Cheating Destiny: Living With Diabetes, America's Biggest EpidemicIf you have diabetes or love someone who is afflicted by diabetes, you’ll benefit from this book. It’s an insider’s view into the world of diabetes, with a predominant focus on type 1 rather than type 2.  Both are covered well.

Look elsewhere for a “how-to” book on managing diabetes.  Cheating Destiny is about emotions, coping strategies, public policy, and history.  Although I’ve been treating diabetes for over two decades, Mr. Hirsch taught me a thing or two.  For instance, did you know . . . that some people with diabetes are offended if you call them diabetics? (They prefer “people with diabetes.”)  That diabetes was considered shameful years ago?  That even the preeminent Joslin Diabetes Clinic loses money and has to be supported by private donations?  That the founder of d-Life TV was a patient of the iconoclastic Dr. Richard Bernstein?  About the exciting story of the discovery of insulin by Fred Banting and Charles Best in 1922?   

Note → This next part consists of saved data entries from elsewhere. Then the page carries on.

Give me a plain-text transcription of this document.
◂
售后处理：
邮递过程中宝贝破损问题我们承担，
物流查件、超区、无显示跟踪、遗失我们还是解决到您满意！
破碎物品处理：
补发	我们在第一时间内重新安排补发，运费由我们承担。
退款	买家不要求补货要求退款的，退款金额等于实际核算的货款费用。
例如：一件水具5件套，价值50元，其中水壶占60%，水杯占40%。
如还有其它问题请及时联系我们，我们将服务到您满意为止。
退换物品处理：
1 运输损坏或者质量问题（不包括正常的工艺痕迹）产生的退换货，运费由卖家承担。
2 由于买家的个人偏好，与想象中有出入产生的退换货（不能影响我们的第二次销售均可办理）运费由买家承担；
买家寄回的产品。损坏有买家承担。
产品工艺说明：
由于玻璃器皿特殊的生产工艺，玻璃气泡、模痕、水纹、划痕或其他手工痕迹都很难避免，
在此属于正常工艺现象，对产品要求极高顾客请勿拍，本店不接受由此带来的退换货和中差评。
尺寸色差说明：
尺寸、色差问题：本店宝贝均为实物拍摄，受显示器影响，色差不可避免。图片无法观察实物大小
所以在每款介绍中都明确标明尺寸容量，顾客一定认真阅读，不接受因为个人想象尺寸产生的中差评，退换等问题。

The author himself has type 1 diabetes.  The heart-wrenching story of his son’s diagnosis at age 3 showcases Mr. Hirsch’s considerable writing skills. 

To counter the sad and frustrating aspects of diabetes, the book is peppered with  funny anecdotes.  Did you ever duck in to a private booth at a girlie peep show to inject insulin?  Mr. Hirsch has!  [It’s not what you think.]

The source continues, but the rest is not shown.